DP World holds existing arbitration awards worth approximately $685 million against the Government of Djibouti. The government has refused to pay. The company also maintains active claims worth around $1 billion against both the government and China Merchants Port Holding, which partnered with Djibouti after DP World’s removal.

The case illustrates the tension between contract law and sovereign power when governments decide existing arrangements no longer serve their interests. Djibouti sold 23.5% of its DCT shares to China Merchants Port Holding in 2013 and opened a new Doraleh Multipurpose Port with Chinese partnership in 2017. By 2018, it had terminated DP World’s involvement entirely.

A DP World spokesperson framed the dispute as extending beyond one company’s commercial interests. “This case is bigger than DP World. It is about whether governments can tear up binding contracts and ignore international law without consequence,” the spokesperson said. “Djibouti’s behaviour is a clear warning to serious investors.”

That warning resonates particularly in Africa, where infrastructure development often requires massive upfront investment under concession agreements spanning decades. If governments can unilaterally exit those arrangements once facilities are built and operational, the risk calculus for future investment changes significantly.

Djibouti has contested DP World’s characterization of events. The government issued a statement on September 30 claiming DP World’s $1 billion claim was “dismissed in full” and the ruling “ends the dispute.” President Ismail Omar Guelleh released a video statement that DP World says misrepresents the facts and ignores binding tribunal decisions.

DP World disputes those claims systematically. The Tribunal dismissed only the claim against PDSA, the company notes, because liability rests with the government itself. Claims against the Government of Djibouti and China Merchants remain active. The $685 million in existing awards remains unpaid. Multiple rulings by independent tribunals have confirmed the seizure was illegal.

The factual dispute reflects fundamentally different narratives about what happened and why. From Djibouti’s perspective, reclaiming control of critical port infrastructure represents sovereign decision making about national assets. From DP World’s perspective, it represents contract violation and asset appropriation after the company invested heavily in building modern facilities.

DCT’s significance to Djibouti’s economy is substantial. The terminal has capacity for 1.2 million twenty-foot equivalent units (TEU) annually, making it the largest and most modern container facility in East Africa. Under DP World management, it contributed roughly 12% to Djibouti’s gross domestic product (GDP) and functioned as one of the country’s single biggest employers through direct and indirect job creation.

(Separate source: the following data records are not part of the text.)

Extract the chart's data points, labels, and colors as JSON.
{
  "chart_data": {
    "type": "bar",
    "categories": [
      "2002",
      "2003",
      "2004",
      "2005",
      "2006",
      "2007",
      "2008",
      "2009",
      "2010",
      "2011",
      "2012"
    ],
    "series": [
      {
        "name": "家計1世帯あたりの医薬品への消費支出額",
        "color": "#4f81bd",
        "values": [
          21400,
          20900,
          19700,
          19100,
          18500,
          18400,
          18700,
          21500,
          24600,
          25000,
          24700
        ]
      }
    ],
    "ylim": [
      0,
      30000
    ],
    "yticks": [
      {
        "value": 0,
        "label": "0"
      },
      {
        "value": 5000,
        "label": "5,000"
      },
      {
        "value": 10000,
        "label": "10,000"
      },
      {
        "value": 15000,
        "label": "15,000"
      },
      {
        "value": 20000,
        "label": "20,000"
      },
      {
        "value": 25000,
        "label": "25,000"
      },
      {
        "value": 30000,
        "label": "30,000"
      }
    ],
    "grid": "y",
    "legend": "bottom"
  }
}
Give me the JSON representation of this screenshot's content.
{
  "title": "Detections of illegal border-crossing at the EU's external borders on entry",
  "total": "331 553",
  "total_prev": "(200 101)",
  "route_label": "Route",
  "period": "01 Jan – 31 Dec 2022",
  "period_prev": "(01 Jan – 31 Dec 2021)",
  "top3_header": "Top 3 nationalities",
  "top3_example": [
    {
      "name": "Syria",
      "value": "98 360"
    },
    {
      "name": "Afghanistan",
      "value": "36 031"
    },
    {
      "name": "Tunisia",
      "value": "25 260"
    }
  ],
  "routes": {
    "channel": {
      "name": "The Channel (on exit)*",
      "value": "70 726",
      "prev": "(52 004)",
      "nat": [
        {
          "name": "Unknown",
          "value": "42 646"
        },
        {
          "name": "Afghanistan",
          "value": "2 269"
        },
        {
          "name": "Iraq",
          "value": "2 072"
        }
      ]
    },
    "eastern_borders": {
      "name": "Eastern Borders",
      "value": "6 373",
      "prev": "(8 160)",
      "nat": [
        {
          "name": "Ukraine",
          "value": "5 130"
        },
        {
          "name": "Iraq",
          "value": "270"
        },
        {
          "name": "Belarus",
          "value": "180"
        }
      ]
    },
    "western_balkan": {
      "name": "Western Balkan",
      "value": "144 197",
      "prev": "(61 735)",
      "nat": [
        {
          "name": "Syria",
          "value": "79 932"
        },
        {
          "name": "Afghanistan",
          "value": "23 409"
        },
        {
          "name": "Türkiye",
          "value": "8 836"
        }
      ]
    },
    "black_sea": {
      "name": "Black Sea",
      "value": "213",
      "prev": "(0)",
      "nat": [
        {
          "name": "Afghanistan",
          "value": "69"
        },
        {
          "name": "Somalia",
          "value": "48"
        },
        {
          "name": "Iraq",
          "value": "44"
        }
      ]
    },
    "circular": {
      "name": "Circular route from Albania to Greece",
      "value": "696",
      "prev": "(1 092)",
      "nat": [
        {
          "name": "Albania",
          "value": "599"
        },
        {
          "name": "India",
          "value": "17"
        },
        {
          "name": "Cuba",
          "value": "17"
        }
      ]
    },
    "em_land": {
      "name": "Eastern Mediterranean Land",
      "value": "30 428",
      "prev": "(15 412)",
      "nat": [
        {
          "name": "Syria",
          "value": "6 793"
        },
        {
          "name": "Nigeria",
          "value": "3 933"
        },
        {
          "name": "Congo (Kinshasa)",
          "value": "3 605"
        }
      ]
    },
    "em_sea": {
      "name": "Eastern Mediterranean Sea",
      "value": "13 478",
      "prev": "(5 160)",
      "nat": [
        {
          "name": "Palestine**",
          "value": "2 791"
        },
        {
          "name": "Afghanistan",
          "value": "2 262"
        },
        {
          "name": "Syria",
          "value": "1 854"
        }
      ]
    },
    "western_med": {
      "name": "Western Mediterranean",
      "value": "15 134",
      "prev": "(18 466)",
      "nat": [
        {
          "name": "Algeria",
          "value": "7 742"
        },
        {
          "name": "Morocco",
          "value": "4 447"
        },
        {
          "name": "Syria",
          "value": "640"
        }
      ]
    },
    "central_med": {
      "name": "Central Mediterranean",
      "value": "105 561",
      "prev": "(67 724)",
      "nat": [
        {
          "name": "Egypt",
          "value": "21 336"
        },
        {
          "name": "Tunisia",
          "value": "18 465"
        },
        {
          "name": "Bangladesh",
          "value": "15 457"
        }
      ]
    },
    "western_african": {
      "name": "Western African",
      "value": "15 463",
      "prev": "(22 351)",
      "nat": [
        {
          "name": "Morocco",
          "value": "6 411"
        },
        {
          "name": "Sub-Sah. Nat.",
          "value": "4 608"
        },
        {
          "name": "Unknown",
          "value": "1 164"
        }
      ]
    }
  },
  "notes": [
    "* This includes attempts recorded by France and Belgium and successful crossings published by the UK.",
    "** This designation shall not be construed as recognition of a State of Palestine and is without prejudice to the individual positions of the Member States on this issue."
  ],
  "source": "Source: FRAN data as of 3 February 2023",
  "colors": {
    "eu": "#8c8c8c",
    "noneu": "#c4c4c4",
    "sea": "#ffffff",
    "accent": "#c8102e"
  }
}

The terminal’s strategic location matters globally. Djibouti sits at the junction of the Red Sea and Gulf of Aden, making it a crucial logistics hub for trade between Africa, the Middle East, and Asia. Multiple foreign powers maintain military bases there. Control of port infrastructure carries both commercial and geopolitical significance.

China Merchants Port Holding’s involvement adds another dimension. The company acquired its stake in DCT in 2013, three years before becoming Djibouti’s partner after DP World’s removal. Whether that sequence represents opportunistic business development or coordinated planning depends largely on which party you ask.

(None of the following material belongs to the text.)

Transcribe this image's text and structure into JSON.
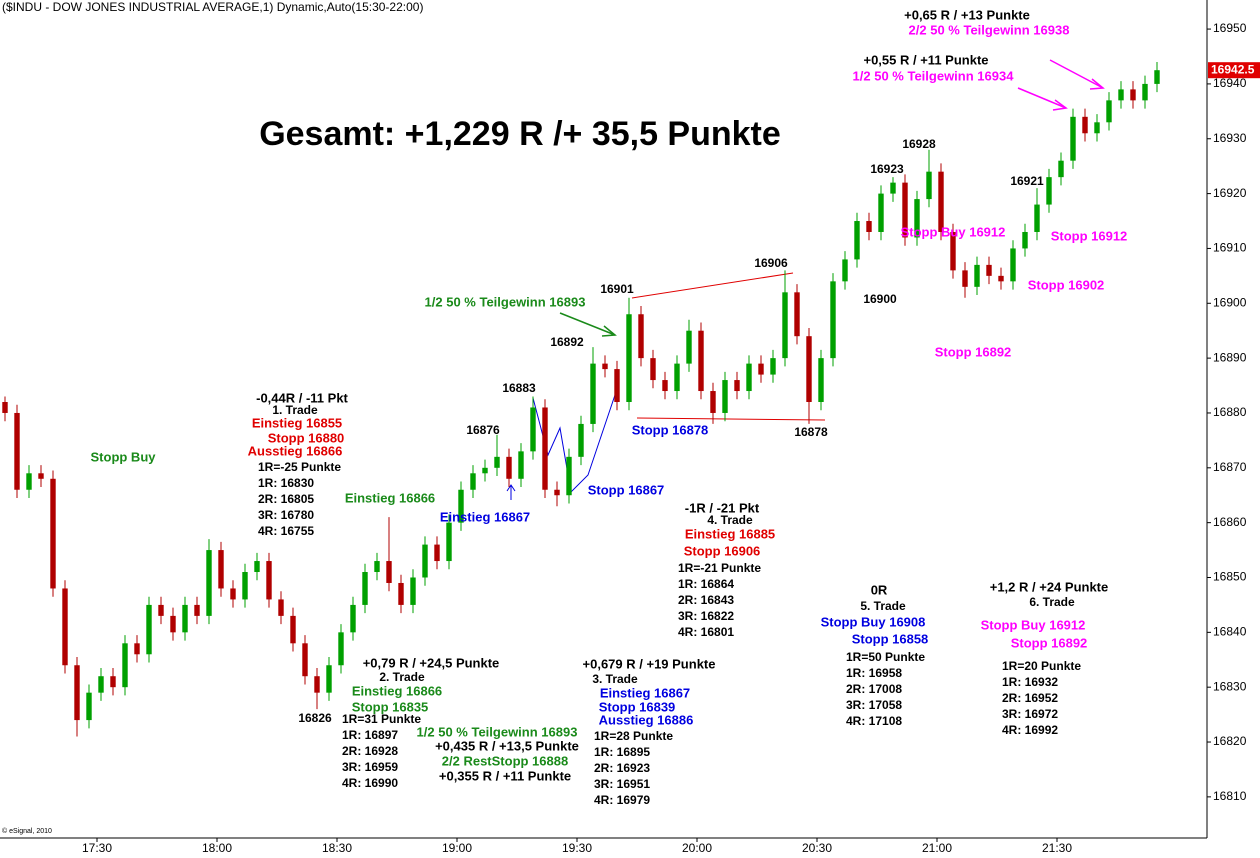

For DP World, the LCIA ruling closes one arbitration proceeding but resolves nothing practically. The company states it will pursue all available legal avenues to secure compensation and enforce its rights against the Government of Djibouti and China Merchants.

The challenge with enforcing arbitration awards against sovereign governments is that collection requires cooperation or asset seizure in jurisdictions where enforcement is possible. Governments can resist payment indefinitely if they’re willing to accept the reputational and practical consequences in international commerce.

DP World argues Djibouti’s actions undermine investor confidence and damage the country’s reputation, ultimately hurting its own people. The company points to its track record of successful investments across Africa and globally, creating jobs, infrastructure and growth through legitimate partnerships.

Whether other investors view Djibouti’s handling of the DP World relationship as cautionary tale or isolated incident will influence the country’s ability to attract future foreign investment under similar concession structures. International arbitration rulings matter, but so do governments’ willingness to honor them.